Thursday, March 17, 2005

Perimeter Defenses

The Wikipedia entry on the late Jacques Derrida contains excerpts. For purposes of this discussion, I will focus on those from "Spectres of Marx", but any other essay would serve my purpose. They are remarkably consistent in form and presentation. Consider:
Let us take the chance, then, after so many glosses, of an ingenuous reading. Let us try to see what happens. But is this not right away impossible? Marx warns us with the first words. The point is right away to go be rid, in one fell swoop, the first glance and thus to see there where this glance is blind, to open one's eyes wide there where one does not see what one sees. One must see, at first sight, what does not let itself be seen. And this is invisibility itself. For what first sight misses is the invisible. The flaw, the error of first sight is to see, and not to notice the invisible. If one does not give oneself up to this invisibility, then the table-commodity, immediately perceived, remains what it is not, a simple thing deemed to be trivial and too obvious.

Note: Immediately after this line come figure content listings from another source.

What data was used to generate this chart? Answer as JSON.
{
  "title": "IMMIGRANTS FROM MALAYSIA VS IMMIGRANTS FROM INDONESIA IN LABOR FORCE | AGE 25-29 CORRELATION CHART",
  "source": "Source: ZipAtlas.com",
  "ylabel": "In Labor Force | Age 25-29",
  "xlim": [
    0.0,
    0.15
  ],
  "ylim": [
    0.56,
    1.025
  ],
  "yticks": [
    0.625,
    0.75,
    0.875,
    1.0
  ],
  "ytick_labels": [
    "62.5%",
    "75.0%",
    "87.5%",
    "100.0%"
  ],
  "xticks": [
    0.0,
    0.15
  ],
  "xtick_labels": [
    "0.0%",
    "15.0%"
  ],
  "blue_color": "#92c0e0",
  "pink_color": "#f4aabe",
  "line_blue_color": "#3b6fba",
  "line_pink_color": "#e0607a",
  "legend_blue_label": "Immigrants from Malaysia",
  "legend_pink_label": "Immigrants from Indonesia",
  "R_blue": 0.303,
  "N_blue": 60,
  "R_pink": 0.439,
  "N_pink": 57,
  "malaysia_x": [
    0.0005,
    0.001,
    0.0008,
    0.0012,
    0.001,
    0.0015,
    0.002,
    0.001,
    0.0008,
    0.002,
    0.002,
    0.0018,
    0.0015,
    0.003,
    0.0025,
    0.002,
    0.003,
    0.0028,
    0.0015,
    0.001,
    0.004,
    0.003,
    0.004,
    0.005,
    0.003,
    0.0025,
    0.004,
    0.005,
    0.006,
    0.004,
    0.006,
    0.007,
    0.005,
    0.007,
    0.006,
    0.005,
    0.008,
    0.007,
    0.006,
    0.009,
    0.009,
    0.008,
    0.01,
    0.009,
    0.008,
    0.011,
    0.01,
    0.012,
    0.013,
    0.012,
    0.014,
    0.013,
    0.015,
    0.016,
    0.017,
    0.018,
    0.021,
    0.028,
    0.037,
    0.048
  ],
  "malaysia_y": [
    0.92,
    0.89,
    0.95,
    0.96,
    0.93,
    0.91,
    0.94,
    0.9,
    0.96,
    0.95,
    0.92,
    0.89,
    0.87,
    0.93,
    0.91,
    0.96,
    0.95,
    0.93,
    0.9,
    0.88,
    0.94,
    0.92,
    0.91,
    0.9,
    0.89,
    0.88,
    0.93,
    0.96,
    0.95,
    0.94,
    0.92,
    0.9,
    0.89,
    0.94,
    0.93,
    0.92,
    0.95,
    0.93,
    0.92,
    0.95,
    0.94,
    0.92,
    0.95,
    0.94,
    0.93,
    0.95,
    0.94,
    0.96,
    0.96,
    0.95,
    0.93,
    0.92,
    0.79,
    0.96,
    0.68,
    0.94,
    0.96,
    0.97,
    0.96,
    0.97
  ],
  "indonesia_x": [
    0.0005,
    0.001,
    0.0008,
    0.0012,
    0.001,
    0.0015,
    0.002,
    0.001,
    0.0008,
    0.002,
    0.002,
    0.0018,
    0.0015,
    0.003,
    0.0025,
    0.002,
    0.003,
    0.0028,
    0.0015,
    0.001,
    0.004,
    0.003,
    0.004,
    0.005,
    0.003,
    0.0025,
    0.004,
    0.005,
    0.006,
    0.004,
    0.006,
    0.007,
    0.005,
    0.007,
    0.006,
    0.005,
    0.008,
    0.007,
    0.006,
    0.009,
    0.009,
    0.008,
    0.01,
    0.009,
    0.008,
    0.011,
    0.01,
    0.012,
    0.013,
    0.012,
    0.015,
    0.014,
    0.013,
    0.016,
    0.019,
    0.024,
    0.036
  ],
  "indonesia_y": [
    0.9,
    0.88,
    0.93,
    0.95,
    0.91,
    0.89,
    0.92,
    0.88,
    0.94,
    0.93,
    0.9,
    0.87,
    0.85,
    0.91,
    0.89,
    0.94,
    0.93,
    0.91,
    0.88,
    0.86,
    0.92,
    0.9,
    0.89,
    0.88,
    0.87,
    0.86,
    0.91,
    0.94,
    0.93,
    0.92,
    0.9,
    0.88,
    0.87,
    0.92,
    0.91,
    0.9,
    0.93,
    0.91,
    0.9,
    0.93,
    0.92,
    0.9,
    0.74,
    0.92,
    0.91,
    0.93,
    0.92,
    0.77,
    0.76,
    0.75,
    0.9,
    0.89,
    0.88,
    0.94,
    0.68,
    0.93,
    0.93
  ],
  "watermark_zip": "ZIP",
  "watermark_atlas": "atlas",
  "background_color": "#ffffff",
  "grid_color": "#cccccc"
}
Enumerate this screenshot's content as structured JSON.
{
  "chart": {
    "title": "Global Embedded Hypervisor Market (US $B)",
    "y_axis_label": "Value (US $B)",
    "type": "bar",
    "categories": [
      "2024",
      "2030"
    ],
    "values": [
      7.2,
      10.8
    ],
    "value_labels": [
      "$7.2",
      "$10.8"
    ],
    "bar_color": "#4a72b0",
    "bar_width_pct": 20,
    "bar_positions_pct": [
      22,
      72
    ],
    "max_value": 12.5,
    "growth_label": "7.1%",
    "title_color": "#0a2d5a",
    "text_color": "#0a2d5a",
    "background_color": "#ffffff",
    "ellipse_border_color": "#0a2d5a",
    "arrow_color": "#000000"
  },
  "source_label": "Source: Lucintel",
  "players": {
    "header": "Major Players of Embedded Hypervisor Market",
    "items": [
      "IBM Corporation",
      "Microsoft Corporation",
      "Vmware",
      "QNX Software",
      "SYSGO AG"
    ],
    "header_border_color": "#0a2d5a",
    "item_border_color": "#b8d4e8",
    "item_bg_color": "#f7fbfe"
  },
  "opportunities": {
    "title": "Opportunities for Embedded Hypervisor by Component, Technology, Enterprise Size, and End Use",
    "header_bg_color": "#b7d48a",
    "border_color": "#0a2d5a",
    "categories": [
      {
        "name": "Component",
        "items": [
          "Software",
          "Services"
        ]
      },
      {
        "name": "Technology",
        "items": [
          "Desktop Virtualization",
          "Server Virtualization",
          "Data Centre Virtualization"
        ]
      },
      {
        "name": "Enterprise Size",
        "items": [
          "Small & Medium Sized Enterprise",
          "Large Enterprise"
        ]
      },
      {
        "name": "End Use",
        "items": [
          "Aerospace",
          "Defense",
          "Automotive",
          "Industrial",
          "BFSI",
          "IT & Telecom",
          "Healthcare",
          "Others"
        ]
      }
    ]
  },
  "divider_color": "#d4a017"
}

Two salient features of this snippet claim our attention. First, there is a tremendous emphasis on the process of reading, rather than on the material being read. ["Let us take the chance," indeed. Aren't we brave?] This is consistent with Mr. Derrida's theories, which consistently seek to minimize the idea of intrinsic content of a work. It also has the effect of magnifying the importance of the critic relative to the thing criticized. This obviously tends to gratify the ego of the practitioner. In addition, it authorizes the introduction by the critic of extraneous material on the grounds that it is relevant to his reading process; this abets the increase in the volume of criticism relative to that of the work being criticized, removing a potential barrier to the growth of the criticism industry.

The other noteworthy feature is the artificial signification of many phrases. To a naive reader, the idea that something "remains what it is not" is simply an obvious piece of nonsense. This is, in fact, true; but it does not mean that the phrase serves no purpose. It enables a linguistic game in which such phrases can, in fact, be granted meaning by changing the definitions of their components, and then critized in turn according to the new meanings, in the variant language created for the purpose.

This retreat from the fixed language of the non-academic world is a valuable defense for deconstructionists. Their words have meaning in a private language which is nowhere transcribed; but they can defend themselves haughtily against the charge of mere meaninglessness. This exclusion of all who demand plainer language -- i.e., of all who do not participate in the deconstructionist game -- is the first line of defense for the citadel in whose courtyard Derrida's successors continue their carefree play.